We affirm that portion of the March 1, 1978, district court order which denied the application for an injunction and was appealable under 28 U.S.C. § 1292(a) (1), in accordance with the foregoing opinion. In order that the district court may reconsider the present status of this litigation, particularly in light of the EIS which should now be available, we direct that the record be remanded to the district court forthwith.


Executive Order No. 11,752, dated 12/17/73 (38 F.R. 34793), contains, Inter alia, this wording:

"Section 1. Policy. It is the purpose of this order to assure that the Federal Government, in the design, construction, management, operation, and maintenance of its facilities, shall provide leadership in the nationwide effort to protect and enhance the quality of our air, water and land resources through compliance with applicable standards for the prevention, control, and abatement of environmental pollution in full cooperation with State and local governments. Compliance by Federal facilities with Federal, State, interstate, and local substantive standards and substantive limitations, to the same extent that any person is subject to such standards and limitations, will accomplish the objective of providing Federal leadership and cooperation in the prevention of environmental pollution.
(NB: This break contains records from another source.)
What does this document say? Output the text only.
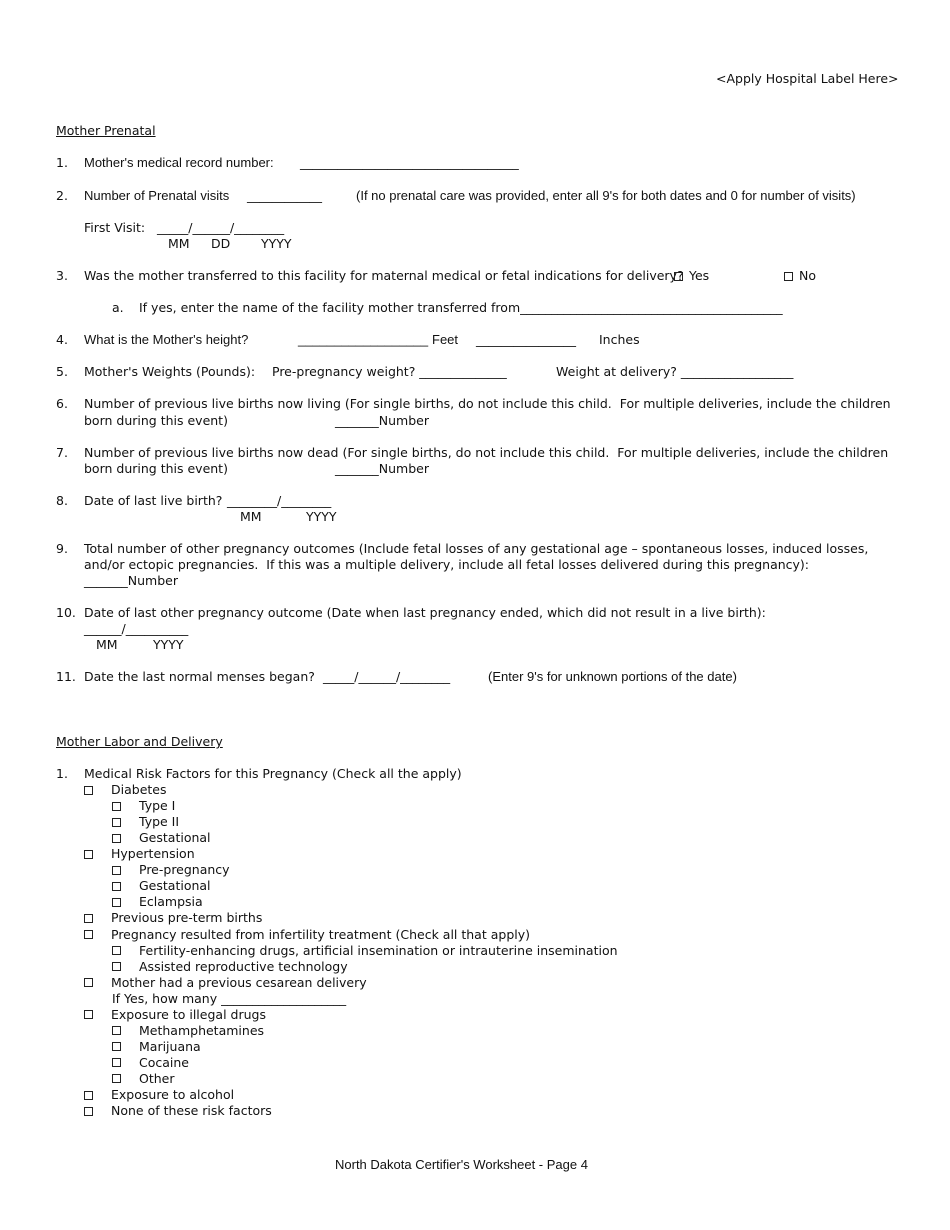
<Apply Hospital Label Here>
Mother Prenatal
1. Mother's medical record number: ___________________________________
2. Number of Prenatal visits ____________	(If no prenatal care was provided, enter all 9's for both dates and 0 for number of visits)
First Visit: _____/______/________
MM DD YYYY
3. Was the mother transferred to this facility for maternal medical or fetal indications for delivery? Yes	No
a. If yes, enter the name of the facility mother transferred from__________________________________________
4. What is the Mother's height?	__________________ Feet ________________ Inches
5. Mother's Weights (Pounds): Pre-pregnancy weight? ______________	Weight at delivery? __________________
6. Number of previous live births now living (For single births, do not include this child.  For multiple deliveries, include the children
born during this event)	_______Number
7. Number of previous live births now dead (For single births, do not include this child.  For multiple deliveries, include the children
born during this event)	_______Number
8. Date of last live birth? ________/________
MM	YYYY
9. Total number of other pregnancy outcomes (Include fetal losses of any gestational age – spontaneous losses, induced losses,
and/or ectopic pregnancies.  If this was a multiple delivery, include all fetal losses delivered during this pregnancy):
_______Number
10. Date of last other pregnancy outcome (Date when last pregnancy ended, which did not result in a live birth):
______/__________
MM	YYYY
11. Date the last normal menses began? _____/______/________	(Enter 9's for unknown portions of the date)
Mother Labor and Delivery
1. Medical Risk Factors for this Pregnancy (Check all the apply)
Diabetes
Type I
Type II
Gestational
Hypertension
Pre-pregnancy
Gestational
Eclampsia
Previous pre-term births
Pregnancy resulted from infertility treatment (Check all that apply)
Fertility-enhancing drugs, artificial insemination or intrauterine insemination
Assisted reproductive technology
Mother had a previous cesarean delivery
If Yes, how many ____________________
Exposure to illegal drugs
Methamphetamines
Marijuana
Cocaine
Other
Exposure to alcohol
None of these risk factors
North Dakota Certifier's Worksheet - Page 4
In light of the principle of Federal supremacy embodied in the Constitution, this order is not intended, nor should it be interpreted, to require Federal facilities to comply with State or local administrative procedures with respect to pollution abatement and control.
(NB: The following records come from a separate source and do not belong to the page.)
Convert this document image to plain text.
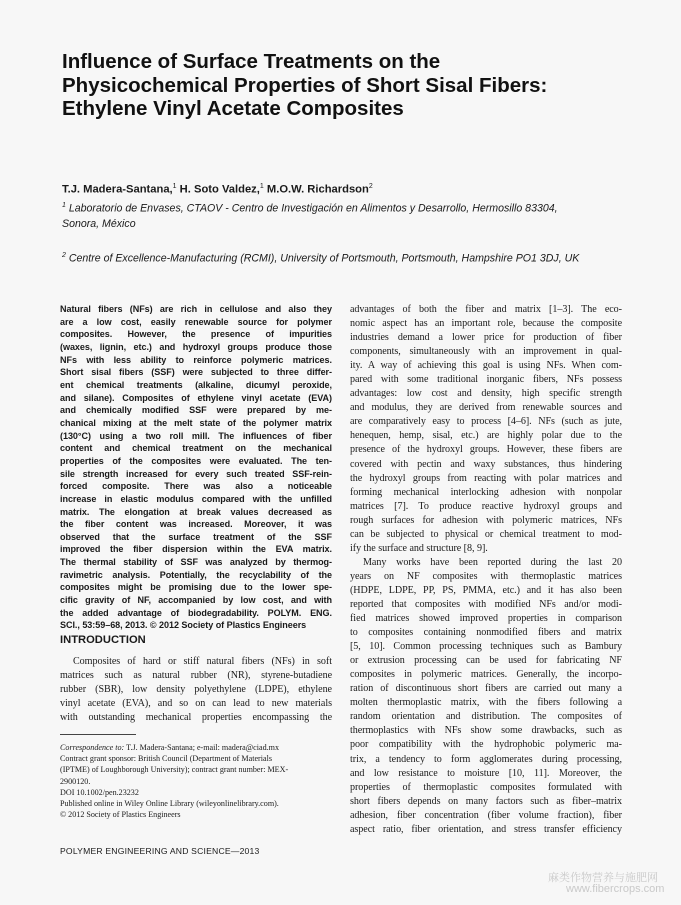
Influence of Surface Treatments on the
Physicochemical Properties of Short Sisal Fibers:
Ethylene Vinyl Acetate Composites
T.J. Madera-Santana,$^1$ H. Soto Valdez,$^1$ M.O.W. Richardson$^2$
$^1$ Laboratorio de Envases, CTAOV - Centro de Investigación en Alimentos y Desarrollo, Hermosillo 83304,
Sonora, México
$^2$ Centre of Excellence-Manufacturing (RCMI), University of Portsmouth, Portsmouth, Hampshire PO1 3DJ, UK
Natural fibers (NFs) are rich in cellulose and also they
are a low cost, easily renewable source for polymer
composites. However, the presence of impurities
(waxes, lignin, etc.) and hydroxyl groups produce those
NFs with less ability to reinforce polymeric matrices.
Short sisal fibers (SSF) were subjected to three differ-
ent chemical treatments (alkaline, dicumyl peroxide,
and silane). Composites of ethylene vinyl acetate (EVA)
and chemically modified SSF were prepared by me-
chanical mixing at the melt state of the polymer matrix
(130°C) using a two roll mill. The influences of fiber
content and chemical treatment on the mechanical
properties of the composites were evaluated. The ten-
sile strength increased for every such treated SSF-rein-
forced composite. There was also a noticeable
increase in elastic modulus compared with the unfilled
matrix. The elongation at break values decreased as
the fiber content was increased. Moreover, it was
observed that the surface treatment of the SSF
improved the fiber dispersion within the EVA matrix.
The thermal stability of SSF was analyzed by thermog-
ravimetric analysis. Potentially, the recyclability of the
composites might be promising due to the lower spe-
cific gravity of NF, accompanied by low cost, and with
the added advantage of biodegradability. POLYM. ENG.
SCI., 53:59–68, 2013. © 2012 Society of Plastics Engineers
INTRODUCTION
Composites of hard or stiff natural fibers (NFs) in soft
matrices such as natural rubber (NR), styrene-butadiene
rubber (SBR), low density polyethylene (LDPE), ethylene
vinyl acetate (EVA), and so on can lead to new materials
with outstanding mechanical properties encompassing the
Correspondence to: T.J. Madera-Santana; e-mail: madera@ciad.mx
Contract grant sponsor: British Council (Department of Materials
(IPTME) of Loughborough University); contract grant number: MEX-
2900120.
DOI 10.1002/pen.23232
Published online in Wiley Online Library (wileyonlinelibrary.com).
© 2012 Society of Plastics Engineers
advantages of both the fiber and matrix [1–3]. The eco-
nomic aspect has an important role, because the composite
industries demand a lower price for production of fiber
components, simultaneously with an improvement in qual-
ity. A way of achieving this goal is using NFs. When com-
pared with some traditional inorganic fibers, NFs possess
advantages: low cost and density, high specific strength
and modulus, they are derived from renewable sources and
are comparatively easy to process [4–6]. NFs (such as jute,
henequen, hemp, sisal, etc.) are highly polar due to the
presence of the hydroxyl groups. However, these fibers are
covered with pectin and waxy substances, thus hindering
the hydroxyl groups from reacting with polar matrices and
forming mechanical interlocking adhesion with nonpolar
matrices [7]. To produce reactive hydroxyl groups and
rough surfaces for adhesion with polymeric matrices, NFs
can be subjected to physical or chemical treatment to mod-
ify the surface and structure [8, 9].
Many works have been reported during the last 20
years on NF composites with thermoplastic matrices
(HDPE, LDPE, PP, PS, PMMA, etc.) and it has also been
reported that composites with modified NFs and/or modi-
fied matrices showed improved properties in comparison
to composites containing nonmodified fibers and matrix
[5, 10]. Common processing techniques such as Bambury
or extrusion processing can be used for fabricating NF
composites in polymeric matrices. Generally, the incorpo-
ration of discontinuous short fibers are carried out many a
molten thermoplastic matrix, with the fibers following a
random orientation and distribution. The composites of
thermoplastics with NFs show some drawbacks, such as
poor compatibility with the hydrophobic polymeric ma-
trix, a tendency to form agglomerates during processing,
and low resistance to moisture [10, 11]. Moreover, the
properties of thermoplastic composites formulated with
short fibers depends on many factors such as fiber–matrix
adhesion, fiber concentration (fiber volume fraction), fiber
aspect ratio, fiber orientation, and stress transfer efficiency
POLYMER ENGINEERING AND SCIENCE—2013
麻类作物营养与施肥网
www.fibercrops.com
"Sec. 3. Responsibilities. (a) Heads of Federal agencies shall, with regard to all facilities under their jurisdiction in the United States:

"(1) Ensure that applicable standards specified in section 4 of this order are met on a Continuing basis.

"(2) Cooperate with the Administrator and State, interstate, and local agencies in the prevention, control, and abatement of environmental pollution . . . .

"(4) Consider the environmental impact in the initial stages of planning for each new facility or modification to an existing facility in accordance with the National Environmental Policy Act (this chapter).

"(5) Include with all budget requests for the design and construction of new facilities or for modification of existing facilities funds for such measures as may be necessary to meet applicable standards specified in section 4. Budget requests shall reflect the most efficient alternative for meeting applicable standards.

"(7) Ensure that any funds appropriated and apportioned for the prevention, control, and abatement of environmental pollution are not used for any other purpose unless permitted by law and unless specifically approved by the Office of Management and Budget.

"(d) The Administrator shall:

"(4) Mediate conflicts between Federal agencies and State, interstate, or local agencies in matters affecting the application of, or compliance with, applicable standards specified in section 4.

"Sec. 4. Standards. (a) Heads of Federal agencies shall ensure that all facilities under their jurisdiction are designed, constructed, managed, operated, and maintained so as to conform to the following requirements:

"(2) Federal, State, interstate, and local water quality standards and effluent limitations respecting the discharge or runoff of pollutants adopted in accordance with or effective under the provisions of the Federal Water Pollution Control Act, as amended (section 1251 et seq. of Title 33, Navigation and Navigable Waters).

"(4) Guidelines for solid waste recovery, collection, storage, separation, and disposal systems issued by the Administrator pursuant to the Solid Waste Disposal Act, as amended (section 6901 et seq. of this title).

"(b) In those cases in which there are no environmental pollution standards as specified in subsection (a) for a particular geographic area or class of Federal facilities, the Administrator, in consultation with appropriate Federal, State, interstate, and local agencies, may issue regulations, which shall be published in the Federal Register, establishing environmental pollution standards for the purpose of this order." (Emphasis supplied.)